The first attempt, with this approach, yields a time of 2,159, or 2 seconds and 159 milliseconds. That’s a much better time, and thereby a much better experience for potential users of the application. Using this approach, users might not close the application as they get bored of waiting for the process to complete.

Patching an entire collection

The third and final Patch approach, includes patching an entire collection. The expected performance of this is even higher than the 2 previous methods, while also supporting upserts. So basically, if you’re able to use this approach over the two previous ones, you should most definetly go this route. That is the expectation, let us see what the results say.

Reset(Timer1);
Set(varStart, true);
Patch('CustomerBudgetApp.BudgetAmounts', col_Budgets);
Set(varStart, false);
Refresh('CustomerBudgetApp.BudgetAmounts');ClearCollect(col_Budgets, Filter('CustomerBudgetApp.BudgetAmounts', BudgetID = v_budgetkey));

The first attempt, with this approach, yields a time of 2,107 or 2 seconds and 107 milliseconds. That’s a minor improvement, so no real reason to prioritize this approach over nesting ForAll inside Patch, except for the fact that this also supports upserts. So there’s a very logical reason as to why you should consider this approach instead.

The mythical stored procedure

The final approach, is the usage of a stored procedure as covered in a previous post.

Reset(Timer1);
Set(varStart, true);
skillsthrills.CustomerBudgetAppMergeCustomerBudget({Json: JSON(col_Budgets, JSONFormat.IndentFour), CreatedBy: "Skills"});
Set(varStart, false);
Refresh('CustomerBudgetApp.BudgetAmounts');ClearCollect(col_Budgets, Filter('CustomerBudgetApp.BudgetAmounts', BudgetID = v_budgetkey));

The first attempt, with this approach, yields a time of 302, or simply 302 milliseconds.

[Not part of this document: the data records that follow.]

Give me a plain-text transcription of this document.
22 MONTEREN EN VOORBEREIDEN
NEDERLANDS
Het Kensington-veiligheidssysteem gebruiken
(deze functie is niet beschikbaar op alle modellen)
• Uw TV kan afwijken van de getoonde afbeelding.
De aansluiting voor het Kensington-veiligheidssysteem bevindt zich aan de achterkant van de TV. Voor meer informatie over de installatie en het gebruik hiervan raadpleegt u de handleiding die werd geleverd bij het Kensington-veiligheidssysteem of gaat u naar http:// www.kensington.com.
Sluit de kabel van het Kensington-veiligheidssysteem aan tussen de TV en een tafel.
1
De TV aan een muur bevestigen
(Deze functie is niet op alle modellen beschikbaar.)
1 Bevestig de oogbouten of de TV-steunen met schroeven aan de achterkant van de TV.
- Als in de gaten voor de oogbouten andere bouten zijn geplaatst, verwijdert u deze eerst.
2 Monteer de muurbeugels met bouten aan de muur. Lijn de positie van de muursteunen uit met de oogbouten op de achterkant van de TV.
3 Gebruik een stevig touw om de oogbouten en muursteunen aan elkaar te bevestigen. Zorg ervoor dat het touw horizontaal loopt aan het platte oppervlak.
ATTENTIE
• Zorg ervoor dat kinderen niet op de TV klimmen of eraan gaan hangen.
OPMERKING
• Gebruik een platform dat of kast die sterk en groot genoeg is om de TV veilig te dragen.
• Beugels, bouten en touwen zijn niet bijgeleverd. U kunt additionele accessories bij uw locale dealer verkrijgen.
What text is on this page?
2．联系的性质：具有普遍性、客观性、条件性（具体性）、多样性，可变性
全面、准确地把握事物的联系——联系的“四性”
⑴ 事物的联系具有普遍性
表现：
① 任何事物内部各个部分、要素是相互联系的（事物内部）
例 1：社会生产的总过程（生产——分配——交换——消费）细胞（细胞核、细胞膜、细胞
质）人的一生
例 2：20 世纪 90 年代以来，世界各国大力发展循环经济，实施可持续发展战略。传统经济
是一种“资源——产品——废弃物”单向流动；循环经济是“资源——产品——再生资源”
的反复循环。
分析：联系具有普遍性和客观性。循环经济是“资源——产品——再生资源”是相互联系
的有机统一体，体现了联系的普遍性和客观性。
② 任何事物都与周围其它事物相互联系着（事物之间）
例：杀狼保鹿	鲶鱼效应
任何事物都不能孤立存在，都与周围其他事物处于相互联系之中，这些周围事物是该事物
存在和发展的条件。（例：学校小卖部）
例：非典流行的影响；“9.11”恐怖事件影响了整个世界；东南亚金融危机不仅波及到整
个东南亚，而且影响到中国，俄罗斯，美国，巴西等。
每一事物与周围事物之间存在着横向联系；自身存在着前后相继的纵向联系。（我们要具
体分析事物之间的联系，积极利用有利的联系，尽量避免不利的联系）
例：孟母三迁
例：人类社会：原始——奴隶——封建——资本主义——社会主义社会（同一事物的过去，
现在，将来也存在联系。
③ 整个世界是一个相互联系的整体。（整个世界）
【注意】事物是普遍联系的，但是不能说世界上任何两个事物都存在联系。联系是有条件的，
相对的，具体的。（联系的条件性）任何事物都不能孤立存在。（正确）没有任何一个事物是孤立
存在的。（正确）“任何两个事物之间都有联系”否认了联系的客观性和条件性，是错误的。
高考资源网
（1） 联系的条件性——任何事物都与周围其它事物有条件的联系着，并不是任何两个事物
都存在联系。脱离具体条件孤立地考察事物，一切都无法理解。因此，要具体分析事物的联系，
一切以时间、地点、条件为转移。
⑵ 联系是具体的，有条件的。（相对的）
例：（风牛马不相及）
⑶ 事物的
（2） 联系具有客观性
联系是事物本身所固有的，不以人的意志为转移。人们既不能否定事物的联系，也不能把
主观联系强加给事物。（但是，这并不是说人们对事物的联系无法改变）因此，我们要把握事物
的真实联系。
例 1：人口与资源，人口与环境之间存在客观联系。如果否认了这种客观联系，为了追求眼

The performance increase here is quite noticeable again, and also supporting upserts. The downfall of this approach, is that it only runs on SQL, and this approach between all of the above, is the only one that is completely dependent on refreshing the Data source, after a completed match. That operations also takes a bit of time.

Closing thoughts

Generally, the differences in performance seem to increase pretty fast. If we introduce a row count of 1,000 instead of 100, we would probably not want to try 5 times with ForAll Patch. The others would still perform fairly well, with the exception of the stored procedure not having a noticeable increase in time. Generally I would recommend using the approach of patching entire collections, as this works across sources, including Dataverse, Sharepoint and SQL, it supports upserts and the performance generally is acceptable.
If a single row is changed between our collection and the data source, the patch collections approach will outperform even the Stored Procedure. If we’re only creating records, and thereby not looking at updates at all, the ForAll nested inside Patch is a very interesting approach, that I believe few people actually know about.

Attempt No.ForAll PatchPatch ForAllPatch ColStored Proc.
1                                  35.154                                    2.159                                    2.107                                        302
2                                  50.954                                    2.059                                    4.804                                        205
3                                  23.703                                    2.731                                        969                                        164
4                                  60.000                                    1.480                                    1.324                                        153
5                                  38.210                                    1.598                                    1.948                                        132
Performance comparison. *Attempt 4, for ForAll Patch reached my maximum timer value of 60.000, it actually kept going for a while.